A despeito do seu estilo zen-pantaneiro, Mandetta não suportou a neurose que o obrigava a submeter a língua à fita métrica, apenas para não cutucar os fantasmas interiores de Bolsonaro. Tudo perturba e irrita o presidente. O sucesso dos subordinados o perturba. A ciência o irrita.
"Sessenta dias tendo de medir palavras", contabilizou Mandetta. "Você conversa hoje, a pessoa entende, diz que concorda, depois muda de ideia e fala tudo diferente. Você vai, conversa, parece que está tudo acertado e, em seguida, o camarada muda o discurso de novo. Já chega, né? Já ajudamos bastante."
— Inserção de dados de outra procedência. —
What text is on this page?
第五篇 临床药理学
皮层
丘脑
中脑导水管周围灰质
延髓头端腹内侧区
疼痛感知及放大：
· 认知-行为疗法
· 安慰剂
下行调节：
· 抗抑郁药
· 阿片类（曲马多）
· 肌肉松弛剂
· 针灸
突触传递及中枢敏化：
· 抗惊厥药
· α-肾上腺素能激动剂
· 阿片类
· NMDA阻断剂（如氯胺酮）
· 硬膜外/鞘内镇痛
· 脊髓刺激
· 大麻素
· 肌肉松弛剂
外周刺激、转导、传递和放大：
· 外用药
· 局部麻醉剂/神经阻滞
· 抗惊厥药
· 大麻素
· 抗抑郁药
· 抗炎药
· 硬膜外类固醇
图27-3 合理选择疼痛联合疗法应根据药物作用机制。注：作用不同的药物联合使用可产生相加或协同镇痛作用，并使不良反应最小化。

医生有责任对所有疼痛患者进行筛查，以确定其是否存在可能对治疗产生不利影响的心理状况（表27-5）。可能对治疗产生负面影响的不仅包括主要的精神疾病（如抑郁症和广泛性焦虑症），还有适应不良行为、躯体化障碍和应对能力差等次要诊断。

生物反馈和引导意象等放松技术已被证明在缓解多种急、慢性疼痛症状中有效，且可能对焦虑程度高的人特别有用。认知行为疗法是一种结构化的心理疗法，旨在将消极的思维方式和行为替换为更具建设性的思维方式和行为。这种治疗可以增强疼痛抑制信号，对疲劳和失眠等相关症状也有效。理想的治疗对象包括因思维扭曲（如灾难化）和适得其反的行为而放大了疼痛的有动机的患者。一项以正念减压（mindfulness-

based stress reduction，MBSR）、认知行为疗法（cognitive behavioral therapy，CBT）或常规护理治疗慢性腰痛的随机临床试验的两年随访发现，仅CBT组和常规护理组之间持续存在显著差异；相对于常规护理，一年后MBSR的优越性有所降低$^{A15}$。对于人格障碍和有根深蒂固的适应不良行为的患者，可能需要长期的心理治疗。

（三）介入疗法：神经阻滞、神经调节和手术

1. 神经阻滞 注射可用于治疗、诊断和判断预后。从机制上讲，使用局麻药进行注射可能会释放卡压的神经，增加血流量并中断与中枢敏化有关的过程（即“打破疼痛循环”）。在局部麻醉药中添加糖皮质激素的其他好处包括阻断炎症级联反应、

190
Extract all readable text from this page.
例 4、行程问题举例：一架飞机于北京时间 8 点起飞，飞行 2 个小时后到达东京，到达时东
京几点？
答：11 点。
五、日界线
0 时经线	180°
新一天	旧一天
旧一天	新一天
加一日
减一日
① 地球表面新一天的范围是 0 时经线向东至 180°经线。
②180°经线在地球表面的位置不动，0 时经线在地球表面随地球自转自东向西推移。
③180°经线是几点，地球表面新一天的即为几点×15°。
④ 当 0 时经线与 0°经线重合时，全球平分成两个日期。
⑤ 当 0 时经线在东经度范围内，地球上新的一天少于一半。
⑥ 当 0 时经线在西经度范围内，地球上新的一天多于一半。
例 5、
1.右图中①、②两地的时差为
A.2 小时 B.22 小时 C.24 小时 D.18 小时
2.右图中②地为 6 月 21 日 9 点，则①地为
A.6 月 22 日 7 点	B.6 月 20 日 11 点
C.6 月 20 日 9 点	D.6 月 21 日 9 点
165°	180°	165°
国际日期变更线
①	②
Nesta quinta-feira, Bolsonaro começa a receber os candidatos à vaga de ministro da Saúde. Na véspera, Mandetta falou aos repórteres em timbre de despedida. Quem ouviu ficou com a impressão de que o doutor não pediu demissão nem foi demitido. Mandetta se deu alta do convívio clínico com Bolsonaro.
Ironicamente, Mandetta tomou finalmente o rumo da porta de saída na sede do centro terapêutico do governo. Bolsonaro dava expediente no prédio no instante em que o ainda ministro discorreu sobre o "descompasso" que se estabeleceu entre a pasta da Saúde e o presidente. "Ele quer um outro tipo de posição..."
Mandetta disse que tem a "ciência" para oferecer. "Fora desse caminho, tem que achar alternativas..." Realçou que o brasileiro aderiu ao isolamento por "instinto de proteção à vida." Declarou que, também na pasta da Saúde, "um dos pilares é a defesa intransigente da vida."
Ele reiterou: "Nós apoiamos um segundo pilar que é a defesa intransigente da ciência: sem ciência nós não andamos, não é possível." Quer dizer: para Mandetta, Bolsonaro despreza a vida ao se contrapor à ciência.
À espera de um substituto, Mandetta parece descrer da hipótese de o futuro ministro promover uma reviravolta na gestão da pandemia. "Acho que o vírus se impõe. A população se impõe. O vírus não negocia com ninguém. Não negociou com o Trump, não vai negociar com nenhum governo."
Se Mandetta estiver correto, exceto pela entrada de um novo paciente, nada mudará no centro terapêutico do Planalto. O esquizogoverno de Bolsonaro parece guiar-se pela máxima do jovem Tancredi, personagem do romance O Leopardo, de Tomasi di Lampedusa: "Se queremos que tudo fique como está, é preciso que tudo mude".